Both frameworks enable you to convert models to Open Neural Network Exchange (ONNX) standards to use hardware optimizations. So, you benefit from that for your production workloads.
Model Performance
You can compare model performances using common classification metrics, including precision, recall, and f1-score. The code that evaluates the classification model performance is available in scikit-learn.
Start by supplementing the 02_Tensor_Inference.ipynb notebook with the following imports:
from sklearn import metrics
import seaborn as sns
Then, print the classification report:
print(metrics.classification_report(test_labels, predicted_labels))
In the report above, you see the model precision, recall, and an f1-score for each class (the recognized digit). The additional column contains the number of images for each class. You see that each metric reaches 97 percent on average.
Use the confusion matrix to see when your model incorrectly predicts the digit:
confusion_matrix = metrics.confusion_matrix(test_labels, predicted_labels, labels=class_names);
class_names = range(10);
plt.figure(figsize=(10, 8))
sns.heatmap(confusion_matrix,
xticklabels=class_names,
yticklabels=class_names,
annot=True, fmt='g');
plt.xlabel('Predicted label', fontsize=20);
plt.ylabel('True label', fontsize=20);
The above code displays the following matrix:
You can use the same code in the 04_PyTorch_Inference.ipynb to evaluate the performance of the PyTorch model.

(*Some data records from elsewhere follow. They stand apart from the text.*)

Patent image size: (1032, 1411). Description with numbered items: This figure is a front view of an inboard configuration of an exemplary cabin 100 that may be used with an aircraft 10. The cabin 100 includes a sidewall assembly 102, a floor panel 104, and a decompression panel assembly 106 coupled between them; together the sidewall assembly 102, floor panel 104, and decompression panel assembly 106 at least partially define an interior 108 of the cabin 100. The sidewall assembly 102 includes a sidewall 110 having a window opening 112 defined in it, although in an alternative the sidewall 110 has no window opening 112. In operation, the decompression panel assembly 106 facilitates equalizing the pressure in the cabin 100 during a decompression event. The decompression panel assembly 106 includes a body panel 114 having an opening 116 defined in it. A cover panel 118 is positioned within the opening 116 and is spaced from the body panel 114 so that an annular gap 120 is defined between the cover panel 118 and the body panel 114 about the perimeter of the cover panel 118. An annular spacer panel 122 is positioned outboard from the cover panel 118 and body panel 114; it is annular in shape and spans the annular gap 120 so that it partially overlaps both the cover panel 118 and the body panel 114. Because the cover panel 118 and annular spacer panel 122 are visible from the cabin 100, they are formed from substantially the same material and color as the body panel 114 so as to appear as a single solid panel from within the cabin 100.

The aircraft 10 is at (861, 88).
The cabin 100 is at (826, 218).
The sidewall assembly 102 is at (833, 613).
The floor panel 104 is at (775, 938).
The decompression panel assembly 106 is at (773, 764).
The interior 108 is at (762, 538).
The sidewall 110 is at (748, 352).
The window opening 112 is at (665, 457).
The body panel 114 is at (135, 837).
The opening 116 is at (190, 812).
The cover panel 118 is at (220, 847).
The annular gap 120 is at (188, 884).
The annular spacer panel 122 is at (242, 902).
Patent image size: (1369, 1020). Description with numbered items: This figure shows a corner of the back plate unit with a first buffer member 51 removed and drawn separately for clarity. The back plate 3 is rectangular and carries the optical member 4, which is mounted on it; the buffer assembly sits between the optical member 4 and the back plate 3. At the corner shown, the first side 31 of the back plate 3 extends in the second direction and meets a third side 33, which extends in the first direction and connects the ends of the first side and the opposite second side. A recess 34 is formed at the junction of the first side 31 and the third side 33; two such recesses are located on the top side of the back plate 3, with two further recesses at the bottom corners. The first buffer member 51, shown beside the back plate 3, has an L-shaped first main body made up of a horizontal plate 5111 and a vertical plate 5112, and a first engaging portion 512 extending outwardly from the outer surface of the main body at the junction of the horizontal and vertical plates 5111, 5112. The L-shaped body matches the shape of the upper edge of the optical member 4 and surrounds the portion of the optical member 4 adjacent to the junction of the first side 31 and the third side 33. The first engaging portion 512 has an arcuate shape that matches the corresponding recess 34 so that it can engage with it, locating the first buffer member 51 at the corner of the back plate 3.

Here’s the classification report:
The PyTorch model has slightly lower precision, recall, and an f1-score (95 percent on average).
Here’s the confusion matrix:
Compared to the TensorFlow model, the above matrix has larger off-diagonal elements, meaning there is a greater chance of predicting an incorrect digit.
This model comparison shows that, in this particular case, the PyTorch model performs slightly worse than the TensorFlow model. This performance is most likely due to the simple training loop implementation.
Conclusion
In this tutorial, you learned how to create and train the feedforward neural network for the multi-class classification using TensorFlow and PyTorch. You applied this model to recognize handwritten digits from the MNIST dataset. You also learned how to architect the network, train it, and evaluate its performance using standard classification metrics such as precision, recall, and f1-score. Finally, you compared both models by using the confusion matrix.
From this comparison, we conclude that TensorFlow is more suitable for beginners than PyTorch. However, both frameworks provide similar capabilities.